Archive for April, 2014

Monthly Newsletter for May 2014

by in Newsletter on Apr. 28, 2014

Eight Facts about Penalties for Filing and Paying Late

April 15 is the tax day deadline for most people. If you’re due a refund there’s no penalty if you file a late tax return. But if you owe taxes and you fail to file and pay on time, you’ll usually owe interest and penalties on the taxes you pay late. Here are eight facts that you should know about these penalties.

1. If you file late and owe federal taxes, two penalties may apply. The first is a failure-to-file penalty for late filing. The second is a failure-to-pay penalty for paying late.

2. The failure-to-file penalty is usually much more than the failure-to-pay penalty. In most cases, it’s 10 times more, so if you can’t pay what you owe by the due date, you should still file your tax return on time and pay as much as you can. You should try other options to pay, such as getting a loan or paying by credit card. The IRS will work with you to help you resolve your tax debt. Most people can set up a payment plan with the IRS using the Online Payment Agreement tool on IRS.gov.

3. The failure-to-file penalty is normally 5 percent of the unpaid taxes for each month or part of a month that a tax return is late. It will not exceed 25 percent of your unpaid taxes.

4. If you file your return more than 60 days after the due date or extended due date, the minimum penalty for late filing is the smaller of $135 or 100 percent of the unpaid tax.

5. The failure-to-pay penalty is generally 0.5 percent per month of your unpaid taxes. It applies for each month or part of a month your taxes remain unpaid and starts accruing the day after taxes are due. It can build up to as much as 25 percent of your unpaid taxes.

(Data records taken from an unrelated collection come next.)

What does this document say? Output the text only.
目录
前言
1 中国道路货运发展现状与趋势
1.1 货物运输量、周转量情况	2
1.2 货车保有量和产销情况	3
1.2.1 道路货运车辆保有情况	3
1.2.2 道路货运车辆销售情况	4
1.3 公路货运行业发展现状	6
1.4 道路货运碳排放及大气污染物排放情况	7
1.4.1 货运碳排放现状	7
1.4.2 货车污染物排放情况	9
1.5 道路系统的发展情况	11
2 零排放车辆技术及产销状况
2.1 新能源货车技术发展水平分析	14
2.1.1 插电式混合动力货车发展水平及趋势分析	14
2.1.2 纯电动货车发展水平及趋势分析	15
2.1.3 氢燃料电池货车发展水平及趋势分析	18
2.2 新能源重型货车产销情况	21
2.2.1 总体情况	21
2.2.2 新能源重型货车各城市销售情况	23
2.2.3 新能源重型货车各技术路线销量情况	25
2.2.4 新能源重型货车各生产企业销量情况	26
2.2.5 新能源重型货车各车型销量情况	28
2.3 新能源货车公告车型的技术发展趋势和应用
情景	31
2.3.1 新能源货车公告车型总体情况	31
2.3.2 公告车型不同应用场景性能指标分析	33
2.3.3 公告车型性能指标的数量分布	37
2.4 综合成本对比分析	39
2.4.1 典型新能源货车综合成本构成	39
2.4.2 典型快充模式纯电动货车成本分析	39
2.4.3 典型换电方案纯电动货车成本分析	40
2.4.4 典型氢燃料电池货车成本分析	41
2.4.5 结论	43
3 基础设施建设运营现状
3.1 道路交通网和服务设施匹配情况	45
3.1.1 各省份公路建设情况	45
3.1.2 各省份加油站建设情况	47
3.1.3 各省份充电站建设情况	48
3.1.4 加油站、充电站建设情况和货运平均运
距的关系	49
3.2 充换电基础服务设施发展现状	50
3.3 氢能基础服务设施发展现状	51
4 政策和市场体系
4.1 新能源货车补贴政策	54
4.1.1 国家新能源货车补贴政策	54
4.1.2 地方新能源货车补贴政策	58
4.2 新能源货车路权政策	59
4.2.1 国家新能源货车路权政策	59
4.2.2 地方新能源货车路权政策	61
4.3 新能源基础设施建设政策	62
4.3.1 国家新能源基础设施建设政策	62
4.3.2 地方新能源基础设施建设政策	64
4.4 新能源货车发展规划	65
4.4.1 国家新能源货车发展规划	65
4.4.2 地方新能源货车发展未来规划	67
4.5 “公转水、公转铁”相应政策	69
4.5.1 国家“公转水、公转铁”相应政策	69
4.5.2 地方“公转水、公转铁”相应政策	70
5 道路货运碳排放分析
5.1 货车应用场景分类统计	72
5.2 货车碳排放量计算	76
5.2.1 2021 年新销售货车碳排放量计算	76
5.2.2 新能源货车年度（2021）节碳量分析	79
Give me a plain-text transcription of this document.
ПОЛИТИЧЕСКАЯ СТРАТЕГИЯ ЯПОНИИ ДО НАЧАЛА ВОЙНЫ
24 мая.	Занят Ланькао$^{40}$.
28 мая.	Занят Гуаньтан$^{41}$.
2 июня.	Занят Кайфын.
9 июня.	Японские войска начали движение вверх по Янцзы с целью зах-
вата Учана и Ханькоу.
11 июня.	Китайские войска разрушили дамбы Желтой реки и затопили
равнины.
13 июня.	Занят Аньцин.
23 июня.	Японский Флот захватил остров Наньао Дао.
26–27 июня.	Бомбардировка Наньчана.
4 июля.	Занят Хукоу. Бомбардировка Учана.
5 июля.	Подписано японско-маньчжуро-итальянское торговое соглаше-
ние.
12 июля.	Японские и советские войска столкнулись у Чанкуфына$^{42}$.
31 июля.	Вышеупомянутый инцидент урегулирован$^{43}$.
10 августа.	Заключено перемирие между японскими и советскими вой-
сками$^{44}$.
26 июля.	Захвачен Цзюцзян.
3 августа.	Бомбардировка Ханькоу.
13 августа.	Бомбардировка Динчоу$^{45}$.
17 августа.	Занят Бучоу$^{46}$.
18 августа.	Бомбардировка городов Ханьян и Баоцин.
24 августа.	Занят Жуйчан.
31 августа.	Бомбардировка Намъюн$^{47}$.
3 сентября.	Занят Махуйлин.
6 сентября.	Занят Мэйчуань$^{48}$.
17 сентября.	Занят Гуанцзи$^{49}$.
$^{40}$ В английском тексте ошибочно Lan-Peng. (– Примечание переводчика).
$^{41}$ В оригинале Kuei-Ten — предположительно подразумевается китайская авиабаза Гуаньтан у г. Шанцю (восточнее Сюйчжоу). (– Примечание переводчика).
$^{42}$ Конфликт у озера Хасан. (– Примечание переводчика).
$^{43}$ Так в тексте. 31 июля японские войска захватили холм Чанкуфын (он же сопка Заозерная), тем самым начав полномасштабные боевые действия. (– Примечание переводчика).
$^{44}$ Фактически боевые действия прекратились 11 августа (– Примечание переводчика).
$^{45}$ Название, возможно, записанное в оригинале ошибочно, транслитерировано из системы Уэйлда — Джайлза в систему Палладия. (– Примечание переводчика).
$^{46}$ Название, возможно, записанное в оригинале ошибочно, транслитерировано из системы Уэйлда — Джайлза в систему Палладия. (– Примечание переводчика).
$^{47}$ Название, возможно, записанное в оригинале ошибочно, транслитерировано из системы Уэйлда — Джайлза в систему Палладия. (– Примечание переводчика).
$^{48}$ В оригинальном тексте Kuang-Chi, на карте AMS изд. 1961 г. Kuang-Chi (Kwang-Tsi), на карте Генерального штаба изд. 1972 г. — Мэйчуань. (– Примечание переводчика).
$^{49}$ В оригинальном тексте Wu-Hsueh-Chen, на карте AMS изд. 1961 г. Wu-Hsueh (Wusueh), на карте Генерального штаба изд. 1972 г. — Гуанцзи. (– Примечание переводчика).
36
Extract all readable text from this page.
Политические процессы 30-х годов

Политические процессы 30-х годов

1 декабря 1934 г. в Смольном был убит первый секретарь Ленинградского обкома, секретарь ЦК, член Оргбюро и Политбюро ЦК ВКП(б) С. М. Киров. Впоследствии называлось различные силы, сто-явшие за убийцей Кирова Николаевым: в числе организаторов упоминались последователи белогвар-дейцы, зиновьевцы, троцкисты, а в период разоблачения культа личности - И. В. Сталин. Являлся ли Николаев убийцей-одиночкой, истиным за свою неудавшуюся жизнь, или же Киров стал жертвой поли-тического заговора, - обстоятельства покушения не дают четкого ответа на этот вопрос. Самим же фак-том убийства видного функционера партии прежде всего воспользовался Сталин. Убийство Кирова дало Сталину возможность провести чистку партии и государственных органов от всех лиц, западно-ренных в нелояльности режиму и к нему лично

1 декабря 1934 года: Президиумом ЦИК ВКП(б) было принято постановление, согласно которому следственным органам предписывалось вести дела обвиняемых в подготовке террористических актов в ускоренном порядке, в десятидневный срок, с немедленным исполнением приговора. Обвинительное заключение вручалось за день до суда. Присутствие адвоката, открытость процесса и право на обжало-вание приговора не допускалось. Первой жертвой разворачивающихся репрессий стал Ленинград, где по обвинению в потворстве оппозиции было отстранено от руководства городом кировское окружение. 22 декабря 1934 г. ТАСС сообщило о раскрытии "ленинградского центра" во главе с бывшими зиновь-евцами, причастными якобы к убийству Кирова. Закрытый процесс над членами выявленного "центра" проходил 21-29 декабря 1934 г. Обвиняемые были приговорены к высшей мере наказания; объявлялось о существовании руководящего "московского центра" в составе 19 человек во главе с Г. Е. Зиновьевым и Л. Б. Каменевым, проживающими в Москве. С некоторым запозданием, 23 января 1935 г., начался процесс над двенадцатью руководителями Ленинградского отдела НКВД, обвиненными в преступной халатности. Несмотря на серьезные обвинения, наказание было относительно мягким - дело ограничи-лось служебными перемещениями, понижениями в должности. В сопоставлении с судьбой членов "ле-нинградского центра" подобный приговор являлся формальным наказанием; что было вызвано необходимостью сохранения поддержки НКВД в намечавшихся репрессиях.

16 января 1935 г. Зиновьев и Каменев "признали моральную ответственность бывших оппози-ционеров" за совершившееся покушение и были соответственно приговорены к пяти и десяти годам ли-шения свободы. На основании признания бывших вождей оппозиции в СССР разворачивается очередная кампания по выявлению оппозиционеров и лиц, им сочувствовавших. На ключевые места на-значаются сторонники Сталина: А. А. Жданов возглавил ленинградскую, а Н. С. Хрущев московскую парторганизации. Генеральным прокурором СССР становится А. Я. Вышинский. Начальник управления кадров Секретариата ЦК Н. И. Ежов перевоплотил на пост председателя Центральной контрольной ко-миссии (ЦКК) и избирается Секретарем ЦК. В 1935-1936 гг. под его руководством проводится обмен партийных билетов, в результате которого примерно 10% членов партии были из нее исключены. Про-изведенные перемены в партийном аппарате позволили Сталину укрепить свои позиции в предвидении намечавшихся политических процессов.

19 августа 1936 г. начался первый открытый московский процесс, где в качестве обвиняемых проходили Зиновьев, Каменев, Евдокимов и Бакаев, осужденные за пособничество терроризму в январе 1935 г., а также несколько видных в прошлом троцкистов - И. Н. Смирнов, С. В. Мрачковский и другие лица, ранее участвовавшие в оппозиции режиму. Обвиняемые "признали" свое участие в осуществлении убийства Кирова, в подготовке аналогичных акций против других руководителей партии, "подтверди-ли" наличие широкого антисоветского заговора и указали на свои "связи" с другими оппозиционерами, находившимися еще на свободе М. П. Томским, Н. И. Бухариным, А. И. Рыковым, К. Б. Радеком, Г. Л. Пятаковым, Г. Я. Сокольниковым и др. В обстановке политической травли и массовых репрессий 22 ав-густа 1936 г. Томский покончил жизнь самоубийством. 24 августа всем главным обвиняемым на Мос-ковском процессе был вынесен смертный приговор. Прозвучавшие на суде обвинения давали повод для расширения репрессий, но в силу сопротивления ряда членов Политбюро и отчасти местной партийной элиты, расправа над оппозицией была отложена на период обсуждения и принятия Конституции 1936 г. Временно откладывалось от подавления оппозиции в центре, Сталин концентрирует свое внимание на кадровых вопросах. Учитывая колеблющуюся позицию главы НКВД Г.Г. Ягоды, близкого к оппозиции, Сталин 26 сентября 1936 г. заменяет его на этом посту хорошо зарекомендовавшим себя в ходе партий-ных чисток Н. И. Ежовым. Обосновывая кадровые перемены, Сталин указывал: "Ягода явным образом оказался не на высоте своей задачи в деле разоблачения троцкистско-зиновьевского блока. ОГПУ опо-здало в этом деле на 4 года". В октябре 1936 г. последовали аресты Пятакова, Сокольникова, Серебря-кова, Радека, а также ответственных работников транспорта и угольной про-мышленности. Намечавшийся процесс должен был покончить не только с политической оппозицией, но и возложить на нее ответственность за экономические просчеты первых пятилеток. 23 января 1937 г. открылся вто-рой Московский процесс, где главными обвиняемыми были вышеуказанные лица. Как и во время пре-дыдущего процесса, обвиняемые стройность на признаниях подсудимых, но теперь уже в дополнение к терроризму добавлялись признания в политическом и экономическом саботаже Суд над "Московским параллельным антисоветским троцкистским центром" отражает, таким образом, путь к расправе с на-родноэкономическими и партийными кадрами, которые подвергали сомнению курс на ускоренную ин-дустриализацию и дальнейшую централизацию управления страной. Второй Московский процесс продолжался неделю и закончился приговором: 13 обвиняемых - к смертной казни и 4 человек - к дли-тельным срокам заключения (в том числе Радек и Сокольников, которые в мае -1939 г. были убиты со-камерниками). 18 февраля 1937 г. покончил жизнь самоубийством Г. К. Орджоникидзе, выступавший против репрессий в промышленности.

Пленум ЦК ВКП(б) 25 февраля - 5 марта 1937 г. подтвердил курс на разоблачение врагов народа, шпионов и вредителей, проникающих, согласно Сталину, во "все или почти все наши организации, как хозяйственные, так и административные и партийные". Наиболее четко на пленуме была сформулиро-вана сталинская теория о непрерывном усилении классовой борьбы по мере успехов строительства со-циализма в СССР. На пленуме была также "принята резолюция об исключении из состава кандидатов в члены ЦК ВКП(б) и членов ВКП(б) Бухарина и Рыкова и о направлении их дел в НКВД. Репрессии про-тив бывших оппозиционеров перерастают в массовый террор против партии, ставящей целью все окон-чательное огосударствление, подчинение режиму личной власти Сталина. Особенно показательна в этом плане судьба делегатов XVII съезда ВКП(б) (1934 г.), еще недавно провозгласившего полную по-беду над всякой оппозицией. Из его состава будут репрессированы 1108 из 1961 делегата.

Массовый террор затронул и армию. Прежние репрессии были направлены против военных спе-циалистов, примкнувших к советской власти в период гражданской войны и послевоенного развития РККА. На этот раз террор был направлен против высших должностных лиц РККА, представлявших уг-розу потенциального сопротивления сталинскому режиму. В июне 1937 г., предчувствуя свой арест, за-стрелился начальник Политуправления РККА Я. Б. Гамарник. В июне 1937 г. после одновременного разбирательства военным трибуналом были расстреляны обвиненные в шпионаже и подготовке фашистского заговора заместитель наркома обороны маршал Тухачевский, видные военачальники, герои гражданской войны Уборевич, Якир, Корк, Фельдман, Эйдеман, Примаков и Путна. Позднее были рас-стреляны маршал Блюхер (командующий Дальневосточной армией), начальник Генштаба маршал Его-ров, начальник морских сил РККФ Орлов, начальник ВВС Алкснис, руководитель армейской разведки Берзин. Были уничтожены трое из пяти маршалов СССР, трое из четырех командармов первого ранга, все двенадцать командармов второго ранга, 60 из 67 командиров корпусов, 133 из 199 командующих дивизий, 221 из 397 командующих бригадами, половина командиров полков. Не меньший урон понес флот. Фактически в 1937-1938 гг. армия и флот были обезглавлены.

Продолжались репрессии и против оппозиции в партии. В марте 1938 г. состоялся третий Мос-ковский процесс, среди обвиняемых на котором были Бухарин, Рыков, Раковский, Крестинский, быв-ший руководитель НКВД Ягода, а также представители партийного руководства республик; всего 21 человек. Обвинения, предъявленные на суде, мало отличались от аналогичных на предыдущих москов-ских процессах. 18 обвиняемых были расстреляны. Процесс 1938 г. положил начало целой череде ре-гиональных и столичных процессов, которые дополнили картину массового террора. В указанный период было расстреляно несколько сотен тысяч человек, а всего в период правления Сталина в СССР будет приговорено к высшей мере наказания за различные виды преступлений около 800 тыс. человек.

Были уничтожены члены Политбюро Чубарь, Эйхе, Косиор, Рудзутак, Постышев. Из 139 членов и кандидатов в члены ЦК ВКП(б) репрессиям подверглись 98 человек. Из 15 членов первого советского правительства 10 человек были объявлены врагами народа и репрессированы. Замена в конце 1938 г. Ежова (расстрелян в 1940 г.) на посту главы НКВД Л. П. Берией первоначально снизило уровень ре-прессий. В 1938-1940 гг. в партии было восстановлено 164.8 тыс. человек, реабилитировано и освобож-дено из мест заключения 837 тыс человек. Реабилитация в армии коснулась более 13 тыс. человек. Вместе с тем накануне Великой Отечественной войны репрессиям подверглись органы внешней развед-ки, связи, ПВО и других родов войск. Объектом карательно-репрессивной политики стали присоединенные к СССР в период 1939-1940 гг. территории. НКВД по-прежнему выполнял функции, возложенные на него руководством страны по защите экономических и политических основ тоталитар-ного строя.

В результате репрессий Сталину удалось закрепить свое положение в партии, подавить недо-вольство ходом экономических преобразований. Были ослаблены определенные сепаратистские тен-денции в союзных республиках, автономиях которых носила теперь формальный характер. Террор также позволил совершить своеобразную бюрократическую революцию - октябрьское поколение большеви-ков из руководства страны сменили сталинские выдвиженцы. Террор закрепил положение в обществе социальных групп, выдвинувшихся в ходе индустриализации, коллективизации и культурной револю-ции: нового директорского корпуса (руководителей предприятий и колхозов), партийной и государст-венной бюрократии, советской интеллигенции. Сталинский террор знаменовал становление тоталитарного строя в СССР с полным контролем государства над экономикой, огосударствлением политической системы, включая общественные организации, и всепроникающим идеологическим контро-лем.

6. If the 5 percent failure-to-file penalty and the 0.5 percent failure-to-pay penalty both apply in any month, the maximum penalty amount charged for that month is 5 percent.

7. If you requested an extension of time to file your income tax return by the tax due date and paid at least 90 percent of the taxes you owe, you may not face a failure-to-pay penalty. However, you must pay the remaining balance by the extended due date. You will owe interest on any taxes you pay after the April 15 due date.

8. You will not have to pay a failure-to-file or failure-to-pay penalty if you can show reasonable cause for not filing or paying on time.

 

 

Seven Facts about Dependents and Exemptions

There are a few tax rules that affect everyone who files a federal income tax return. This includes the rules for dependents and exemptions. The IRS has seven facts on these rules to help you file your taxes.

1. Exemptions cut income.  There are two types of exemptions: personal exemptions and exemptions for dependents. You can usually deduct $3,900 for each exemption you claim on your 2013 tax return.

2. Personal exemptions.  You can usually claim an exemption for yourself. If you’re married and file a joint return you can also claim one for your spouse. If you file a separate return, you can claim an exemption for your spouse only if your spouse had no gross income, is not filing a return, and was not the dependent of another taxpayer.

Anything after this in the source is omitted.